Le Mythe majeur, profond et beau, est partout présent dans cette histoire magnifiquement parée de symboles. Massir-Jonas, au terme de son voyage au bout de la nuit, accède à un plus haut degré d’existence parce qu’il a su tirer de l’obscur sa force, parce qu’il a su s’accorder aux puissances destructrices, parce qu’il a su maîtriser et assimiler l’ombre -”les tendances régressives du moi”, comme dit Jung. De cosmonaute, il est devenu homme divin. De fœtus en gestation dans le ventre d’un monstre, il est devenu géant, non point seulement au regard du peuple nouveau dont il permit la naissance, mais aux yeux de ses pairs, les humains.

Nul doute que sa pérégrination fut initiatique, et que, même si Stefan Wul ne l’a pas délibérément voulu, l’histoire est contée avec l’exacte rigueur de ceux qui connaissent le sens profond des légendes : c’est dans les ténèbres de l’inconscient que Massir voyagea, en quête de la connaissance définitive de soi.

Quand tu verras, dit le Livre des Morts Tibétain, d’étranges bêtes t’assaillir et offenser ta vue, “ne les crains pas. Ne sois pas effrayé. Reconnais cela pour être une forme corporelle de ton intellect.” C’est parole de vérité. Mais ne point considérer avec méfiance le fantasmagorique animal peut apparaître fort léger à qui connaît les pernicieuses facultés de celui qui les engendra : l’homme, le monstre le plus épouvantable de tous.
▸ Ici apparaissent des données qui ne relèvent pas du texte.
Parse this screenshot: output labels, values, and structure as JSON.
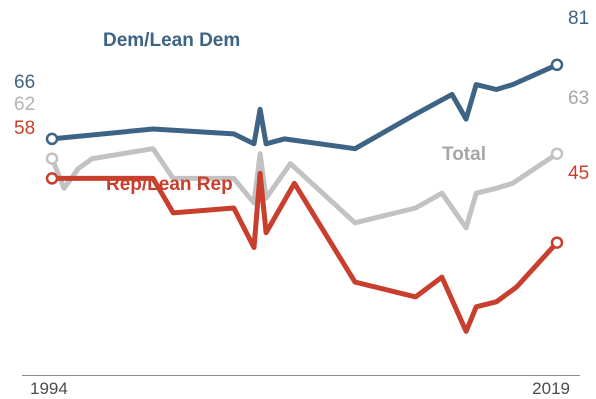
{
  "chart_data": {
    "type": "line",
    "title": "",
    "xlabel": "",
    "ylabel": "",
    "xlim": [
      1994,
      2019
    ],
    "ylim": [
      20,
      100
    ],
    "grid": false,
    "legend": "inline labels",
    "x_tick_labels": [
      "1994",
      "2019"
    ],
    "series": [
      {
        "name": "Dem/Lean Dem",
        "color": "#3d6385",
        "x": [
          1994,
          1999,
          2003,
          2004,
          2004.3,
          2004.6,
          2005.5,
          2009,
          2012,
          2013.8,
          2014.5,
          2015,
          2016,
          2016.8,
          2019
        ],
        "values": [
          66,
          68,
          67,
          65,
          72,
          65,
          66,
          64,
          71,
          75,
          70,
          77,
          76,
          77,
          81
        ],
        "start_label": "66",
        "end_label": "81"
      },
      {
        "name": "Total",
        "color": "#c2c2c2",
        "x": [
          1994,
          1994.6,
          1995.3,
          1996,
          1999,
          2000,
          2003,
          2004,
          2004.3,
          2004.6,
          2005.8,
          2009,
          2012,
          2013.3,
          2014.5,
          2015,
          2016,
          2016.8,
          2019
        ],
        "values": [
          62,
          56,
          60,
          62,
          64,
          58,
          58,
          53,
          63,
          54,
          61,
          49,
          52,
          55,
          48,
          55,
          56,
          57,
          63
        ],
        "start_label": "62",
        "end_label": "63"
      },
      {
        "name": "Rep/Lean Rep",
        "color": "#c93f2e",
        "x": [
          1994,
          1999,
          2000,
          2003,
          2004,
          2004.3,
          2004.6,
          2006,
          2009,
          2012,
          2013.3,
          2014.5,
          2015,
          2016,
          2017,
          2019
        ],
        "values": [
          58,
          58,
          51,
          52,
          44,
          59,
          47,
          57,
          37,
          34,
          38,
          27,
          32,
          33,
          36,
          45
        ],
        "start_label": "58",
        "end_label": "45"
      }
    ]
  },
  "colors": {
    "dem": "#3d6385",
    "total": "#c2c2c2",
    "rep": "#c93f2e",
    "total_label": "#a6a6a6",
    "axis": "#8c8c8c"
  }
}
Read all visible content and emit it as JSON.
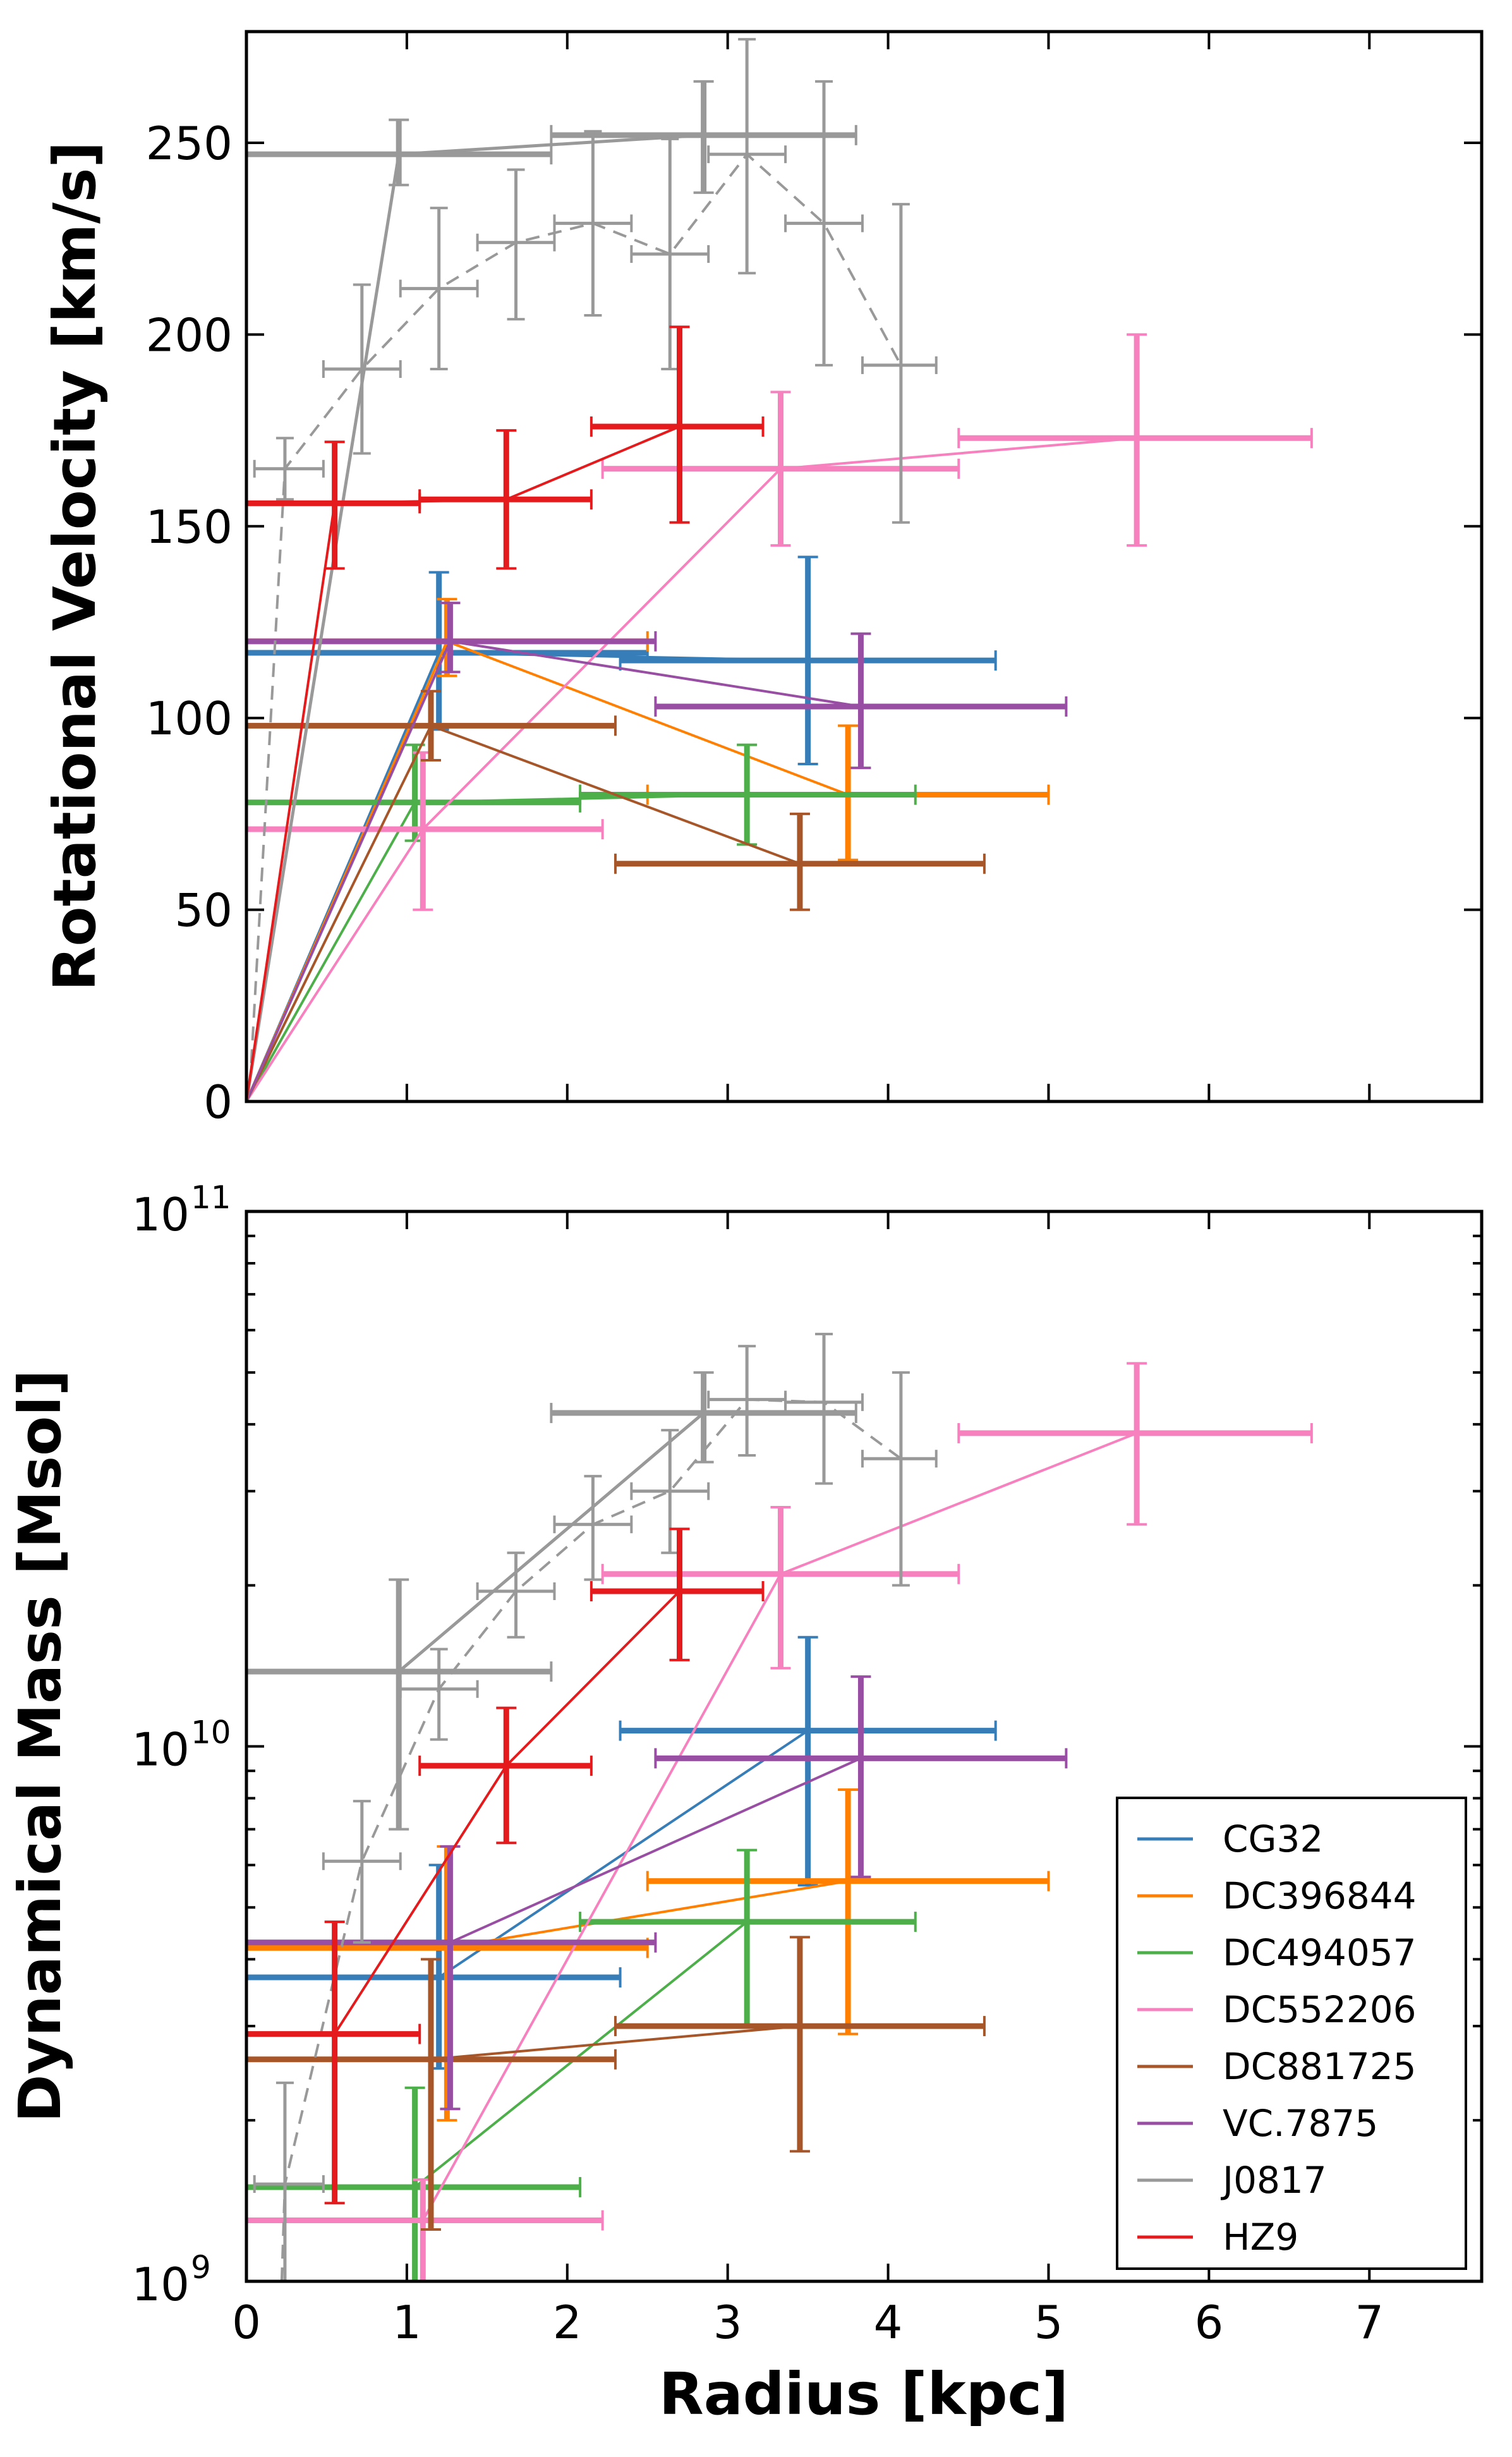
{
  "chart_data": [
    {
      "type": "line",
      "panel": "top",
      "title": "",
      "xlabel": "",
      "ylabel": "Rotational Velocity [km/s]",
      "xlim": [
        0,
        7.7
      ],
      "ylim": [
        0,
        279
      ],
      "yscale": "linear",
      "x_ticks": [
        0,
        1,
        2,
        3,
        4,
        5,
        6,
        7
      ],
      "y_ticks": [
        0,
        50,
        100,
        150,
        200,
        250
      ],
      "y_tick_labels": [
        "0",
        "50",
        "100",
        "150",
        "200",
        "250"
      ],
      "series": [
        {
          "name": "CG32",
          "color": "#377eb8",
          "lw": 5,
          "dashed": false,
          "points": [
            {
              "x": 1.2,
              "y": 117,
              "xlo": 0,
              "xhi": 2.5,
              "ylo": 97,
              "yhi": 138
            },
            {
              "x": 3.5,
              "y": 115,
              "xlo": 2.33,
              "xhi": 4.67,
              "ylo": 88,
              "yhi": 142
            }
          ]
        },
        {
          "name": "DC396844",
          "color": "#ff7f00",
          "lw": 5,
          "dashed": false,
          "points": [
            {
              "x": 1.25,
              "y": 120,
              "xlo": 0,
              "xhi": 2.5,
              "ylo": 111,
              "yhi": 131
            },
            {
              "x": 3.75,
              "y": 80,
              "xlo": 2.5,
              "xhi": 5.0,
              "ylo": 63,
              "yhi": 98
            }
          ]
        },
        {
          "name": "DC494057",
          "color": "#4daf4a",
          "lw": 5,
          "dashed": false,
          "points": [
            {
              "x": 1.05,
              "y": 78,
              "xlo": 0,
              "xhi": 2.08,
              "ylo": 68,
              "yhi": 93
            },
            {
              "x": 3.12,
              "y": 80,
              "xlo": 2.08,
              "xhi": 4.17,
              "ylo": 67,
              "yhi": 93
            }
          ]
        },
        {
          "name": "DC552206",
          "color": "#f781bf",
          "lw": 5,
          "dashed": false,
          "points": [
            {
              "x": 1.1,
              "y": 71,
              "xlo": 0,
              "xhi": 2.22,
              "ylo": 50,
              "yhi": 91
            },
            {
              "x": 3.33,
              "y": 165,
              "xlo": 2.22,
              "xhi": 4.44,
              "ylo": 145,
              "yhi": 185
            },
            {
              "x": 5.55,
              "y": 173,
              "xlo": 4.44,
              "xhi": 6.64,
              "ylo": 145,
              "yhi": 200
            }
          ]
        },
        {
          "name": "DC881725",
          "color": "#a65628",
          "lw": 5,
          "dashed": false,
          "points": [
            {
              "x": 1.15,
              "y": 98,
              "xlo": 0,
              "xhi": 2.3,
              "ylo": 89,
              "yhi": 107
            },
            {
              "x": 3.45,
              "y": 62,
              "xlo": 2.3,
              "xhi": 4.6,
              "ylo": 50,
              "yhi": 75
            }
          ]
        },
        {
          "name": "VC.7875",
          "color": "#984ea3",
          "lw": 5,
          "dashed": false,
          "points": [
            {
              "x": 1.27,
              "y": 120,
              "xlo": 0,
              "xhi": 2.55,
              "ylo": 112,
              "yhi": 130
            },
            {
              "x": 3.83,
              "y": 103,
              "xlo": 2.55,
              "xhi": 5.11,
              "ylo": 87,
              "yhi": 122
            }
          ]
        },
        {
          "name": "J0817",
          "color": "#999999",
          "lw": 6,
          "dashed": false,
          "points": [
            {
              "x": 0.95,
              "y": 247,
              "xlo": 0,
              "xhi": 1.9,
              "ylo": 239,
              "yhi": 256
            },
            {
              "x": 2.85,
              "y": 252,
              "xlo": 1.9,
              "xhi": 3.8,
              "ylo": 237,
              "yhi": 266
            }
          ]
        },
        {
          "name": "J0817 (fine)",
          "color": "#999999",
          "lw": 3.5,
          "dashed": true,
          "points": [
            {
              "x": 0.24,
              "y": 165,
              "xlo": 0.05,
              "xhi": 0.48,
              "ylo": 157,
              "yhi": 173
            },
            {
              "x": 0.72,
              "y": 191,
              "xlo": 0.48,
              "xhi": 0.96,
              "ylo": 169,
              "yhi": 213
            },
            {
              "x": 1.2,
              "y": 212,
              "xlo": 0.96,
              "xhi": 1.44,
              "ylo": 191,
              "yhi": 233
            },
            {
              "x": 1.68,
              "y": 224,
              "xlo": 1.44,
              "xhi": 1.92,
              "ylo": 204,
              "yhi": 243
            },
            {
              "x": 2.16,
              "y": 229,
              "xlo": 1.92,
              "xhi": 2.4,
              "ylo": 205,
              "yhi": 253
            },
            {
              "x": 2.64,
              "y": 221,
              "xlo": 2.4,
              "xhi": 2.88,
              "ylo": 191,
              "yhi": 251
            },
            {
              "x": 3.12,
              "y": 247,
              "xlo": 2.88,
              "xhi": 3.36,
              "ylo": 216,
              "yhi": 277
            },
            {
              "x": 3.6,
              "y": 229,
              "xlo": 3.36,
              "xhi": 3.84,
              "ylo": 192,
              "yhi": 266
            },
            {
              "x": 4.08,
              "y": 192,
              "xlo": 3.84,
              "xhi": 4.3,
              "ylo": 151,
              "yhi": 234
            }
          ]
        },
        {
          "name": "HZ9",
          "color": "#e41a1c",
          "lw": 5,
          "dashed": false,
          "points": [
            {
              "x": 0.55,
              "y": 156,
              "xlo": 0,
              "xhi": 1.08,
              "ylo": 139,
              "yhi": 172
            },
            {
              "x": 1.62,
              "y": 157,
              "xlo": 1.08,
              "xhi": 2.15,
              "ylo": 139,
              "yhi": 175
            },
            {
              "x": 2.7,
              "y": 176,
              "xlo": 2.15,
              "xhi": 3.22,
              "ylo": 151,
              "yhi": 202
            }
          ]
        }
      ]
    },
    {
      "type": "line",
      "panel": "bottom",
      "title": "",
      "xlabel": "Radius [kpc]",
      "ylabel": "Dynamical Mass [Msol]",
      "xlim": [
        0,
        7.7
      ],
      "ylim": [
        1000000000.0,
        100000000000.0
      ],
      "yscale": "log",
      "x_ticks": [
        0,
        1,
        2,
        3,
        4,
        5,
        6,
        7
      ],
      "x_tick_labels": [
        "0",
        "1",
        "2",
        "3",
        "4",
        "5",
        "6",
        "7"
      ],
      "y_ticks": [
        {
          "value": 1000000000.0,
          "base": "10",
          "exp": "9"
        },
        {
          "value": 10000000000.0,
          "base": "10",
          "exp": "10"
        },
        {
          "value": 100000000000.0,
          "base": "10",
          "exp": "11"
        }
      ],
      "legend": {
        "position": "lower-right",
        "entries": [
          "CG32",
          "DC396844",
          "DC494057",
          "DC552206",
          "DC881725",
          "VC.7875",
          "J0817",
          "HZ9"
        ]
      },
      "series": [
        {
          "name": "CG32",
          "color": "#377eb8",
          "lw": 5,
          "dashed": false,
          "points": [
            {
              "x": 1.2,
              "y": 3700000000.0,
              "xlo": 0,
              "xhi": 2.33,
              "ylo": 2500000000.0,
              "yhi": 6000000000.0
            },
            {
              "x": 3.5,
              "y": 10700000000.0,
              "xlo": 2.33,
              "xhi": 4.67,
              "ylo": 5500000000.0,
              "yhi": 16000000000.0
            }
          ]
        },
        {
          "name": "DC396844",
          "color": "#ff7f00",
          "lw": 5,
          "dashed": false,
          "points": [
            {
              "x": 1.25,
              "y": 4200000000.0,
              "xlo": 0,
              "xhi": 2.5,
              "ylo": 2000000000.0,
              "yhi": 6500000000.0
            },
            {
              "x": 3.75,
              "y": 5600000000.0,
              "xlo": 2.5,
              "xhi": 5.0,
              "ylo": 2900000000.0,
              "yhi": 8300000000.0
            }
          ]
        },
        {
          "name": "DC494057",
          "color": "#4daf4a",
          "lw": 5,
          "dashed": false,
          "points": [
            {
              "x": 1.05,
              "y": 1500000000.0,
              "xlo": 0,
              "xhi": 2.08,
              "ylo": 1000000000.0,
              "yhi": 2300000000.0
            },
            {
              "x": 3.12,
              "y": 4700000000.0,
              "xlo": 2.08,
              "xhi": 4.17,
              "ylo": 3000000000.0,
              "yhi": 6400000000.0
            }
          ]
        },
        {
          "name": "DC552206",
          "color": "#f781bf",
          "lw": 5,
          "dashed": false,
          "points": [
            {
              "x": 1.1,
              "y": 1300000000.0,
              "xlo": 0,
              "xhi": 2.22,
              "ylo": 1000000000.0,
              "yhi": 1550000000.0
            },
            {
              "x": 3.33,
              "y": 21000000000.0,
              "xlo": 2.22,
              "xhi": 4.44,
              "ylo": 14000000000.0,
              "yhi": 28000000000.0
            },
            {
              "x": 5.55,
              "y": 38500000000.0,
              "xlo": 4.44,
              "xhi": 6.64,
              "ylo": 26000000000.0,
              "yhi": 52000000000.0
            }
          ]
        },
        {
          "name": "DC881725",
          "color": "#a65628",
          "lw": 5,
          "dashed": false,
          "points": [
            {
              "x": 1.15,
              "y": 2600000000.0,
              "xlo": 0,
              "xhi": 2.3,
              "ylo": 1250000000.0,
              "yhi": 4000000000.0
            },
            {
              "x": 3.45,
              "y": 3000000000.0,
              "xlo": 2.3,
              "xhi": 4.6,
              "ylo": 1750000000.0,
              "yhi": 4400000000.0
            }
          ]
        },
        {
          "name": "VC.7875",
          "color": "#984ea3",
          "lw": 5,
          "dashed": false,
          "points": [
            {
              "x": 1.27,
              "y": 4300000000.0,
              "xlo": 0,
              "xhi": 2.55,
              "ylo": 2100000000.0,
              "yhi": 6500000000.0
            },
            {
              "x": 3.83,
              "y": 9500000000.0,
              "xlo": 2.55,
              "xhi": 5.11,
              "ylo": 5700000000.0,
              "yhi": 13500000000.0
            }
          ]
        },
        {
          "name": "J0817",
          "color": "#999999",
          "lw": 6,
          "dashed": false,
          "points": [
            {
              "x": 0.95,
              "y": 13800000000.0,
              "xlo": 0,
              "xhi": 1.9,
              "ylo": 7000000000.0,
              "yhi": 20500000000.0
            },
            {
              "x": 2.85,
              "y": 42000000000.0,
              "xlo": 1.9,
              "xhi": 3.8,
              "ylo": 34000000000.0,
              "yhi": 50000000000.0
            }
          ]
        },
        {
          "name": "J0817 (fine)",
          "color": "#999999",
          "lw": 3.5,
          "dashed": true,
          "points": [
            {
              "x": 0.24,
              "y": 1520000000.0,
              "xlo": 0.05,
              "xhi": 0.48,
              "ylo": 1000000000.0,
              "yhi": 2350000000.0
            },
            {
              "x": 0.72,
              "y": 6100000000.0,
              "xlo": 0.48,
              "xhi": 0.96,
              "ylo": 4300000000.0,
              "yhi": 7900000000.0
            },
            {
              "x": 1.2,
              "y": 12800000000.0,
              "xlo": 0.96,
              "xhi": 1.44,
              "ylo": 10300000000.0,
              "yhi": 15200000000.0
            },
            {
              "x": 1.68,
              "y": 19500000000.0,
              "xlo": 1.44,
              "xhi": 1.92,
              "ylo": 16000000000.0,
              "yhi": 23000000000.0
            },
            {
              "x": 2.16,
              "y": 26000000000.0,
              "xlo": 1.92,
              "xhi": 2.4,
              "ylo": 20500000000.0,
              "yhi": 32000000000.0
            },
            {
              "x": 2.64,
              "y": 30000000000.0,
              "xlo": 2.4,
              "xhi": 2.88,
              "ylo": 23000000000.0,
              "yhi": 39000000000.0
            },
            {
              "x": 3.12,
              "y": 44500000000.0,
              "xlo": 2.88,
              "xhi": 3.36,
              "ylo": 35000000000.0,
              "yhi": 56000000000.0
            },
            {
              "x": 3.6,
              "y": 44000000000.0,
              "xlo": 3.36,
              "xhi": 3.84,
              "ylo": 31000000000.0,
              "yhi": 59000000000.0
            },
            {
              "x": 4.08,
              "y": 34500000000.0,
              "xlo": 3.84,
              "xhi": 4.3,
              "ylo": 20000000000.0,
              "yhi": 50000000000.0
            }
          ]
        },
        {
          "name": "HZ9",
          "color": "#e41a1c",
          "lw": 5,
          "dashed": false,
          "points": [
            {
              "x": 0.55,
              "y": 2900000000.0,
              "xlo": 0,
              "xhi": 1.08,
              "ylo": 1400000000.0,
              "yhi": 4700000000.0
            },
            {
              "x": 1.62,
              "y": 9200000000.0,
              "xlo": 1.08,
              "xhi": 2.15,
              "ylo": 6600000000.0,
              "yhi": 11800000000.0
            },
            {
              "x": 2.7,
              "y": 19500000000.0,
              "xlo": 2.15,
              "xhi": 3.22,
              "ylo": 14500000000.0,
              "yhi": 25500000000.0
            }
          ]
        }
      ]
    }
  ]
}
Voici une femme. Dans le confort feutré d’un cabinet de consultation, elle se confie à son psychiâtre. Auprès d’elle, tandis qu’elle parle, un curieux animal naît de son inconscient, prend forme et consistance (James E. Gunn, “L’heure du repas”) : “Il a un pelage violet, court comme le velu de certaines araignées, et quatre pattes pas réparties également comme celles d’un chien ou d’un chat, mais groupées dans le bas. Il n’a que deux bras, six doigts à chaque main, et ils sont flexibles comme s’il n’y avait pas d’os dedans. Et ils s’étirent à une longueur formidable. Son visage est presque humain, sauf qu’il est vert. Il a des dents très aiguës.” Un amusant fantasme, en somme, que le psychiatre va sans doute balayer d’un revers de main, avec un sourire indulgent. Hélas, le petit animal aux dents longues se précipite sur lui et le dévore jusqu’à la moelle.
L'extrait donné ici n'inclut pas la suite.